The bloke just put on FB hes been sacked by Southampton. After seeing how everyone seems to dislike the guy thought id say to make you all a little happier before the big game tomorrow.
Ya he put "After pretty much 10 years of being at St Marys for 1st game of season in some capacity it'll be odd but strangely refreshing not to be there this season. Wil I miss teh Northam Stand having a pop at me? Prob not!". He said hes been replaced by the other bald bloke
He also put in a bitchy comment about the new guy saying - "Still u might not have got rid of me forever.... They will prob get me back on a cold wet Tues nite in Feb when new guy can't b aresed doing it!." The rage
YESSSSSSSSSSSSSSS, no more cringe worthy momments when he stands and shouts in front of the northam before the games.

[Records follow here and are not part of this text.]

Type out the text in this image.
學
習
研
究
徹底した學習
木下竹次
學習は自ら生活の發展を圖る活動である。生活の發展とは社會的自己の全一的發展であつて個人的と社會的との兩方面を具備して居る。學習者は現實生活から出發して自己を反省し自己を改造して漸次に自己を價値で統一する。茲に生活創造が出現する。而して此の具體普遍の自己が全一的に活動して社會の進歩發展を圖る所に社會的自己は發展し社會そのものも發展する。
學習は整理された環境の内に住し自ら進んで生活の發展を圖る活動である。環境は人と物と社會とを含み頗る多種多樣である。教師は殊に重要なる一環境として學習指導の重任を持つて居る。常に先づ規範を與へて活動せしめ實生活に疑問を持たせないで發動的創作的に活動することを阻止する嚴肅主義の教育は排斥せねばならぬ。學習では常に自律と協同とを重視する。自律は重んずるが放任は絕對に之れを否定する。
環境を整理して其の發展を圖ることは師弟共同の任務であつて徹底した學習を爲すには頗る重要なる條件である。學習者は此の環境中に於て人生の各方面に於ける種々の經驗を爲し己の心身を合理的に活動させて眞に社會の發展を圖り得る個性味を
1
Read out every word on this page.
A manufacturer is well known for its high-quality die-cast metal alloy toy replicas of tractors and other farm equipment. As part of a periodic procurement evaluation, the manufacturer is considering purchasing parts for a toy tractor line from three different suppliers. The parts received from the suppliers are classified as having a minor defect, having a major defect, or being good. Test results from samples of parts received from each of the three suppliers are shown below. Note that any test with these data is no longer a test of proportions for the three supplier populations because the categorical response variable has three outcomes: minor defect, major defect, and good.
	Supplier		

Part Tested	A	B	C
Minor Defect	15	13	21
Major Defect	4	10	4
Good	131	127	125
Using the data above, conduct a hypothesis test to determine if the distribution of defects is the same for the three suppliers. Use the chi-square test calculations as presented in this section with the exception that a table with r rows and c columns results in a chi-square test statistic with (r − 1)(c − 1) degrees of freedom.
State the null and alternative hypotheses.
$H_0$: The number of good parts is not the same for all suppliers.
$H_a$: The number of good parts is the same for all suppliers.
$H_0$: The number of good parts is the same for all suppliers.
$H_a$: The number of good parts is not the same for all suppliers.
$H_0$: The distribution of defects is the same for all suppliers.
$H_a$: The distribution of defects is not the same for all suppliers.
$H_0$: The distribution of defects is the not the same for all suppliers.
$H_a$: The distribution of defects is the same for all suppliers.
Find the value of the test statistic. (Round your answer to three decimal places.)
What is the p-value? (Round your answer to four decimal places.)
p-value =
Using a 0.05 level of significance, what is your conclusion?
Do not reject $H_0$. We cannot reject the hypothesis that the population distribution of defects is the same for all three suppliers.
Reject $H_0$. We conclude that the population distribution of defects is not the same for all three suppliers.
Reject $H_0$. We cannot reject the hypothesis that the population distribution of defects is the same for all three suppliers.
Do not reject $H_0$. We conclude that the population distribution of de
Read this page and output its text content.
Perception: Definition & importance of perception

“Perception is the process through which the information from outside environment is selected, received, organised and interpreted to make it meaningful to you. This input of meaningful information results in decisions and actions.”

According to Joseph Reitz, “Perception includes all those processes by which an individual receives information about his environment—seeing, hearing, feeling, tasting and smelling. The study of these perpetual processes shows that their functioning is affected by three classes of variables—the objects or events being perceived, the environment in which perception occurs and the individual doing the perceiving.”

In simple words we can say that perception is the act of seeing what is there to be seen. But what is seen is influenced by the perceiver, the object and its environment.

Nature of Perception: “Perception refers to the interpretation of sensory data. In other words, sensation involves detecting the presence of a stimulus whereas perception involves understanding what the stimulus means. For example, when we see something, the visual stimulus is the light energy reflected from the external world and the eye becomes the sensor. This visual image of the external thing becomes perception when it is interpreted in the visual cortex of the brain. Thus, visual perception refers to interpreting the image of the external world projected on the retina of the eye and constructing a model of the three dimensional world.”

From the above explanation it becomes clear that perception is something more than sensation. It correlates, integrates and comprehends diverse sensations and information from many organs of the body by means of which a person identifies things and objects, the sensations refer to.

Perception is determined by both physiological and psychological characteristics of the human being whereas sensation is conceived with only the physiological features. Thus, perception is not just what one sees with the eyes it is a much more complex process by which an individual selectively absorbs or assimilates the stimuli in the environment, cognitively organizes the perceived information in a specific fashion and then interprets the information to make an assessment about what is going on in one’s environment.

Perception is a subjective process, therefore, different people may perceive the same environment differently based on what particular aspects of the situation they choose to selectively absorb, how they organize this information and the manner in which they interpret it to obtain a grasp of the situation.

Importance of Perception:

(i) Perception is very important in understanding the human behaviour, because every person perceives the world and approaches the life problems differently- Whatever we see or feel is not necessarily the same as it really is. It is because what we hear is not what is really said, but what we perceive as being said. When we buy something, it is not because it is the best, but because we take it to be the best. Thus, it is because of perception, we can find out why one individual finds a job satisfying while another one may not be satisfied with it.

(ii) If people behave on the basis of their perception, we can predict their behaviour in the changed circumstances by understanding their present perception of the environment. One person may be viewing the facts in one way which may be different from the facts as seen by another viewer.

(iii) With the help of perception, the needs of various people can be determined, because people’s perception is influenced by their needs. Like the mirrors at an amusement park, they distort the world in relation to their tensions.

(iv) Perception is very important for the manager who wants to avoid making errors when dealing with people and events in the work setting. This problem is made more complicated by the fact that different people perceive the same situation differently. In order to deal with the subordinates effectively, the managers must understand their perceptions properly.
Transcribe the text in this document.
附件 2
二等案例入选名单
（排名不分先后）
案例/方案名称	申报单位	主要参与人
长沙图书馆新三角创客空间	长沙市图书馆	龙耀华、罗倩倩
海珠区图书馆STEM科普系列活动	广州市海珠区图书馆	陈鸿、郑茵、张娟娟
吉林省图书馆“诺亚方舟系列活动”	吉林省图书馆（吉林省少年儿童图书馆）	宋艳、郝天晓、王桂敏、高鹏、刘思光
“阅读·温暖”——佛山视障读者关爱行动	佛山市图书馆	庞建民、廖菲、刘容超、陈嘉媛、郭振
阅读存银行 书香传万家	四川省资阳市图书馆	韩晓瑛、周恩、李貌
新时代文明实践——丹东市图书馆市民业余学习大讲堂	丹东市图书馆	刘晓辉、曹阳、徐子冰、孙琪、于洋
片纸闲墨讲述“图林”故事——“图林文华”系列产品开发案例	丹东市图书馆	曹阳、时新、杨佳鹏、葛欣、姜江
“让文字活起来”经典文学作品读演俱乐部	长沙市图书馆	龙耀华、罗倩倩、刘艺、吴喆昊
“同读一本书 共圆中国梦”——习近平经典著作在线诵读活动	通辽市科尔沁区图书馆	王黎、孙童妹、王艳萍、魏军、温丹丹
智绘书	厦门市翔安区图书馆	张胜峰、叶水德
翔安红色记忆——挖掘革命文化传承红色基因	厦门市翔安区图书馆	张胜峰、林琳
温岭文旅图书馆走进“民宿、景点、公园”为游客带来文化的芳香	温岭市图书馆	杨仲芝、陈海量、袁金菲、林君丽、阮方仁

I never understood how Dennis constantly got his shout-out before ko so wrong, every single game. He'd always do it about 20 seconds too early, and thus the singing and clapping always died down before the players even emerged from the tunnel. It was pathetic. God knows what they away thought ("why are clapping and cheering nothing? the players aren't out yet.")
I take it we are talking about the commentator? Have to agree with St godders the bald guy ain't no better surely?
I'll volunteer to do it. My educated plummy English accent should go down well with the crowd and I have a large number of anti Pompey one liners that should endear me to the fans. Q. Why is Fratton Park as a stadium out of this world. A. It has no atmosphere! ------------------ Interviewer. I hear you're from Portsmouth. Does your city boast a football team?' Fan 'Yes we have a team, yes, but it's nothing to boast about. ---------------------------- The Portsmouth football team visited a poor family in Leigh park - "It's good to put a smile on the faces of people with no hope who are constantly struggling & facing the impossible" said Chardonny and Wayne aged 10 and 11. --------------------------------- A gay sailor sits next to a Skate in a bar, he takes a shine to him, so he tries his luck and asks him if he wants a blow job, the Skate jumps up and knocks him spark out. The barman says "what did he say?" the Skate says "Fu*k knows......Something about a job" ------------------------------- Q. Why do Skates always want to marry a virgin? A. To avoid critcism. ---------------------------------------------------------------- A Skate Dad buys a lie detector robot that slaps people when they lie. He decides to test it at dinner. "Son where was you today?" ( Notice he did not not correctly say "where were you?" but remember he is a Skate) Skate son says " At school Dad" The robot slaps the Skate son. "Ok I watched a dvd at my mates" "What dvd" "Toy Story" Robot slaps the Skate son again. "Ok it was a porno" cries the Skate son "When i was your age i didn't know what porn was" says the Skate Dad The robot slaps the Skate Dad Skate Mum laughs "Hahahaha, he's certainly your son" The robot slaps the Skate Mum. -------------------------------------------------------- A Skate goes to the doctors and says "everytime i masterbate, I end up shouting come on Pompey". "Yes" says the Doc, "most *****rs do". ----------------------------------- A Skate's daughter got sent home from school for swearing. "What did you say?" he asked her. "The 'C' word", she said sheepishly. He looked at her very disappointedly and said "it's not clever is it". "No dad" she said, "it was 'c*nt' ". ------------------------------------ That is enough for now as I am saving my best for when I get the job.
Isn't the new guy the one that did the free match last season? Surprised he only just found out he has been sacked of that is the case as I heard that that guy was offered the job after that game.